I walked back into the den and filled a syringe with two vials of Ativan. Then I jabbed the needle deep into the muscle of Orson’s bare ass. On my way out the door, he called my name, but I didn’t stop. I ascended the staircase and headed for the guest room, unwilling to sleep in his bed. The mattress was cramped and lumpy, but I’d been up for thirty hours and could’ve slept on broken glass. Through the window, I heard the college bell tower striking two, birds bickering, wind in the trees, and cars in the valley below — the sounds of a New England town on a Saturday afternoon. I am so, so far from that.

My thoughts were with Beth Lancing and her children as I floated into sleep. I’m trying to save your lives, but I robbed you of a husband and a father. Robbed myself of my best friend. I wondered if she already sensed that he was gone.

28

I came down the staircase at 1:30 in the morning, having slept straight for eleven and a half hours. The house was so still. I could hear only the minute mechanical breathing of the kitchen appliances as they cut on and off in the predawn silence.

After starting a pot of coffee, I poked my head into the den. Orson’s chair had fallen over. He was unconscious, naked, still awkwardly attached to the toppled chair. He looked feeble, helpless, and for a moment I let myself pity him.

Barefoot, I walked into his study and sat down at the desk. As the monitor revived, crackling with static electricity, I saw that he had one message waiting. Typing in the password, I opened the new E-maiclass="underline"

>From: <LK72@aol.com>

>Date: Sun, 10 Nov 1996 01:02:09 -0500 (EST)

>To: David Parker <dparker@email.woodside.edu>

>Subject:

>

>O —

>

>Might be in SB Monday evng. Call when you hit Nbrsk and we’ll see about a rendezvous.

>

>L

Shutting down the computer, I walked back into the den and gave Orson another injection. Then I went upstairs to take a shower.

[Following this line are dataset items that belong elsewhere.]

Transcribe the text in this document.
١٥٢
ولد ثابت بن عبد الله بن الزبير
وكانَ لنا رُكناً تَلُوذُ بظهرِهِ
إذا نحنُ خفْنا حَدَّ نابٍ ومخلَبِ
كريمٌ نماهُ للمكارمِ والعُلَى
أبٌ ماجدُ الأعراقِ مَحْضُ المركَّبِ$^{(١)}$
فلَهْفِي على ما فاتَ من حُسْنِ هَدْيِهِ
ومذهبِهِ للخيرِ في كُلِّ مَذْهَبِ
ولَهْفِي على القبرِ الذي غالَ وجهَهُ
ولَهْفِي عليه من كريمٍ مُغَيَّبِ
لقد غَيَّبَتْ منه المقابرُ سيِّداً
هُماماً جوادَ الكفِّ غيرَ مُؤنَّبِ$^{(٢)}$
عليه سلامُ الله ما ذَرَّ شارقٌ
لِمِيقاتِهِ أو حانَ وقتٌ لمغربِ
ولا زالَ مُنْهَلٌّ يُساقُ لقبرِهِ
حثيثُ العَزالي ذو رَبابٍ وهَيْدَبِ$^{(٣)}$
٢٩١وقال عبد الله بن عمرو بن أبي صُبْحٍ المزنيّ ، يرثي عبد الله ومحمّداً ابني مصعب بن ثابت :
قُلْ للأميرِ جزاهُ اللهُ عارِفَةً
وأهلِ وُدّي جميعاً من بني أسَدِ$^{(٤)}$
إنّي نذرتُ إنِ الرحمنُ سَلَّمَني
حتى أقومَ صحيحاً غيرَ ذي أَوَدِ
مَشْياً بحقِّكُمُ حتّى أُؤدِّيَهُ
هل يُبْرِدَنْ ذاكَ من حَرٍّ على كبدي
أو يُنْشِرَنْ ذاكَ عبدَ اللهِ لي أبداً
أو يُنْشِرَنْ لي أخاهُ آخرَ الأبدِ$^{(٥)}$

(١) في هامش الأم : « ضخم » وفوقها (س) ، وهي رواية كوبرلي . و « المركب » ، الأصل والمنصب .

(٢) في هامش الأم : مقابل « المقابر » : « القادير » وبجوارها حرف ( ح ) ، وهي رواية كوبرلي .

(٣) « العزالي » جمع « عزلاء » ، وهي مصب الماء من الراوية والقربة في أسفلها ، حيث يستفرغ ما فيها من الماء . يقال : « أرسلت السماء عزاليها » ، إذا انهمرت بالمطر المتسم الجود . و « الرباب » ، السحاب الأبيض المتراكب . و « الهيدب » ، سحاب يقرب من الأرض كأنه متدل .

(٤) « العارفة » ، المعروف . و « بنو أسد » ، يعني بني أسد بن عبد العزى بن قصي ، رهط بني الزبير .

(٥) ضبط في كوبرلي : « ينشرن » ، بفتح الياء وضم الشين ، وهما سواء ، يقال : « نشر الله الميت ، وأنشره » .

The hot water felt immaculate. After I’d tidied up the cuts on my face with a razor blade, I lingered in the stream, leaning against the wet tile, head down, the water cooling, watching the blood swirl under my feet into the drain.

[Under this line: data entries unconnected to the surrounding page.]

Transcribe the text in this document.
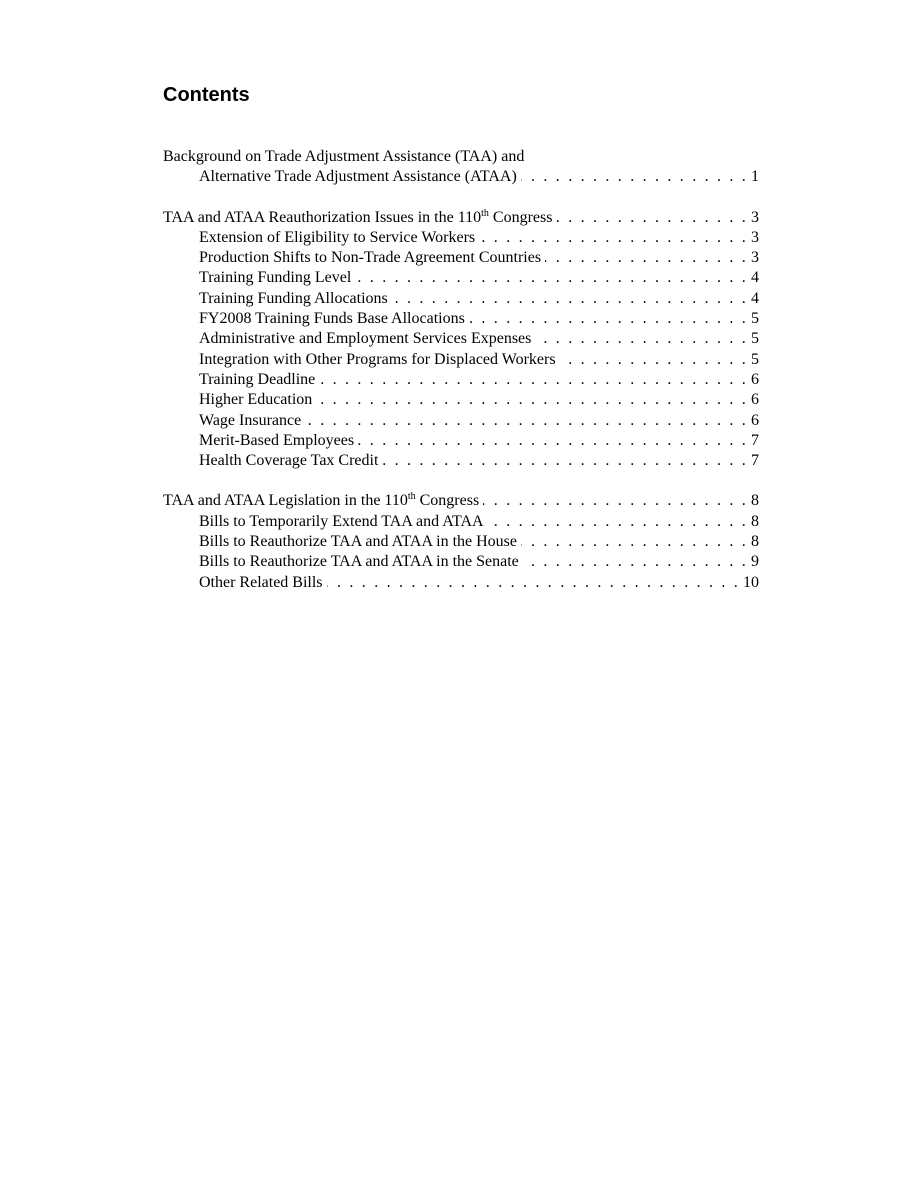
Contents
Background on Trade Adjustment Assistance (TAA) and
Alternative Trade Adjustment Assistance (ATAA) . . .	1
TAA and ATAA Reauthorization Issues in the 110th Congress . . .	3
Extension of Eligibility to Service Workers . . .	3
Production Shifts to Non-Trade Agreement Countries . . .	3
Training Funding Level . . .	4
Training Funding Allocations . . .	4
FY2008 Training Funds Base Allocations . . .	5
Administrative and Employment Services Expenses . . .	5
Integration with Other Programs for Displaced Workers . . .	5
Training Deadline . . .	6
Higher Education . . .	6
Wage Insurance . . .	6
Merit-Based Employees . . .	7
Health Coverage Tax Credit . . .	7
TAA and ATAA Legislation in the 110th Congress . . .	8
Bills to Temporarily Extend TAA and ATAA . . .	8
Bills to Reauthorize TAA and ATAA in the House . . .	8
Bills to Reauthorize TAA and ATAA in the Senate . . .	9
Other Related Bills . . .	10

It took a while for the steam to settle in the bathroom, and I sat on the toilet while it did, thumbing through Orson’s wallet, yet another possession of his, identical to mine. Removing his driver’s license, I set it on the sink. I looked nothing like the picture. His hair was short and brown, his face clean-shaven. Rising, I wiped the condensation off the mirror.

My beard had grown out considerably, gray and bristly. My hair was in shambles, the dye stripped from this last marathon shower. I shaved first, even my sideburns, and it was an improvement. There was an attachment on the electric razor for tonsure, so I climbed back into the shower and sheared my head.

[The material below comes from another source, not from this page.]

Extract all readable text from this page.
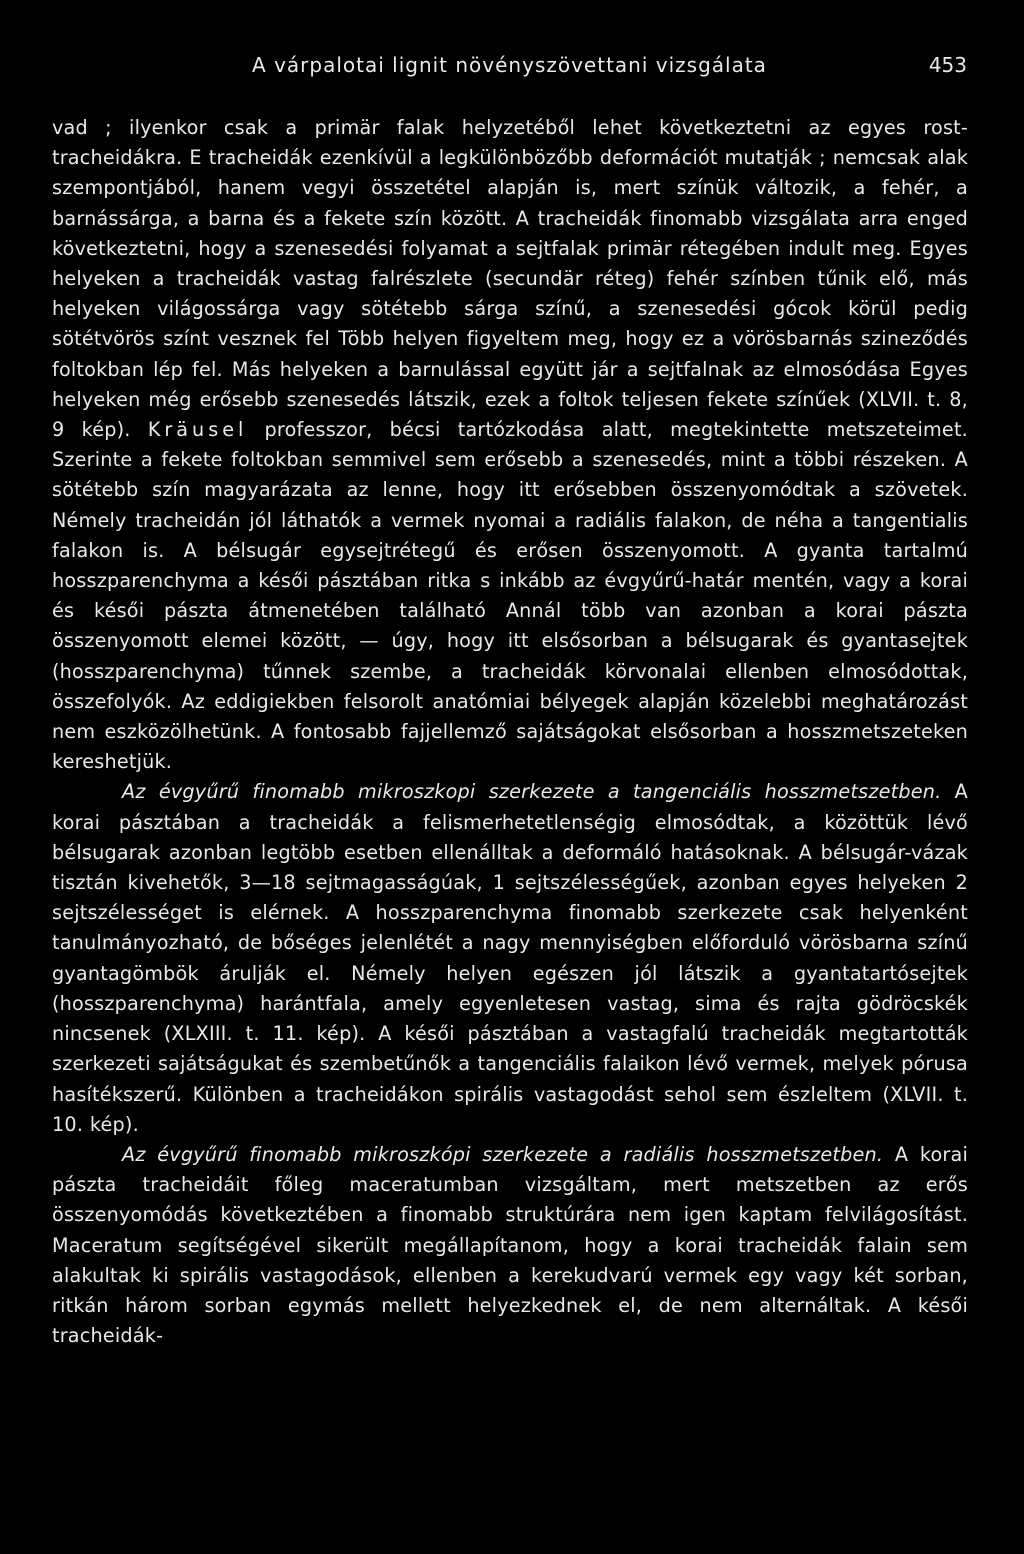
A várpalotai lignit növényszövettani vizsgálata	453

vad ; ilyenkor csak a primär falak helyzetéből lehet következtetni az egyes rost-tracheidákra. E tracheidák ezenkívül a legkülönbözőbb deformációt mutatják ; nemcsak alak szempontjából, hanem vegyi összetétel alapján is, mert színük változik, a fehér, a barnássárga, a barna és a fekete szín között. A tracheidák finomabb vizsgálata arra enged következtetni, hogy a szenesedési folyamat a sejtfalak primär rétegében indult meg. Egyes helyeken a tracheidák vastag falrészlete (secundär réteg) fehér színben tűnik elő, más helyeken világossárga vagy sötétebb sárga színű, a szenesedési gócok körül pedig sötétvörös színt vesznek fel Több helyen figyeltem meg, hogy ez a vörösbarnás szineződés foltokban lép fel. Más helyeken a barnulással együtt jár a sejtfalnak az elmosódása Egyes helyeken még erősebb szenesedés látszik, ezek a foltok teljesen fekete színűek (XLVII. t. 8, 9 kép). Kräusel professzor, bécsi tartózkodása alatt, megtekintette metszeteimet. Szerinte a fekete foltokban semmivel sem erősebb a szenesedés, mint a többi részeken. A sötétebb szín magyarázata az lenne, hogy itt erősebben összenyomódtak a szövetek. Némely tracheidán jól láthatók a vermek nyomai a radiális falakon, de néha a tangentialis falakon is. A bélsugár egysejtrétegű és erősen összenyomott. A gyanta tartalmú hosszparenchyma a késői pásztában ritka s inkább az évgyűrű-határ mentén, vagy a korai és késői pászta átmenetében található Annál több van azonban a korai pászta összenyomott elemei között, — úgy, hogy itt elsősorban a bélsugarak és gyantasejtek (hosszparenchyma) tűnnek szembe, a tracheidák körvonalai ellenben elmosódottak, összefolyók. Az eddigiekben felsorolt anatómiai bélyegek alapján közelebbi meghatározást nem eszközölhetünk. A fontosabb fajjellemző sajátságokat elsősorban a hosszmetszeteken kereshetjük.

Az évgyűrű finomabb mikroszkopi szerkezete a tangenciális hosszmetszetben. A korai pásztában a tracheidák a felismerhetetlenségig elmosódtak, a közöttük lévő bélsugarak azonban legtöbb esetben ellenálltak a deformáló hatásoknak. A bélsugár-vázak tisztán kivehetők, 3—18 sejtmagasságúak, 1 sejtszélességűek, azonban egyes helyeken 2 sejtszélességet is elérnek. A hosszparenchyma finomabb szerkezete csak helyenként tanulmányozható, de bőséges jelenlétét a nagy mennyiségben előforduló vörösbarna színű gyantagömbök árulják el. Némely helyen egészen jól látszik a gyantatartósejtek (hosszparenchyma) harántfala, amely egyenletesen vastag, sima és rajta gödröcskék nincsenek (XLXIII. t. 11. kép). A késői pásztában a vastagfalú tracheidák megtartották szerkezeti sajátságukat és szembetűnők a tangenciális falaikon lévő vermek, melyek pórusa hasítékszerű. Különben a tracheidákon spirális vastagodást sehol sem észleltem (XLVII. t. 10. kép).

Az évgyűrű finomabb mikroszkópi szerkezete a radiális hosszmetszetben. A korai pászta tracheidáit főleg maceratumban vizsgáltam, mert metszetben az erős összenyomódás következtében a finomabb struktúrára nem igen kaptam felvilágosítást. Maceratum segítségével sikerült megállapítanom, hogy a korai tracheidák falain sem alakultak ki spirális vastagodások, ellenben a kerekudvarú vermek egy vagy két sorban, ritkán három sorban egymás mellett helyezkednek el, de nem alternáltak. A késői tracheidák-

When I finished, I glanced again into the mirror — much, much better.

"Hi, Orson," I said, smiling.

IV

29

SUNDAY, before dawn, I loaded Orson into the trunk of his Lexus and pulled out of the driveway of his house in Woodside. I carried his wallet, filled with his cash and credit cards, and I felt reasonably sure that, should the necessity arise, I could pass for my brother. It was comforting to know that because Orson existed, Andrew Thomas could disappear.

I drove to the Woodside Inn and slipped furtively up the noisy staircase into what had been Walter’s and my room. Our clothes were still scattered across the beds, and I stuffed everything from the drawers and the floor into our suitcases and lugged them down to the car.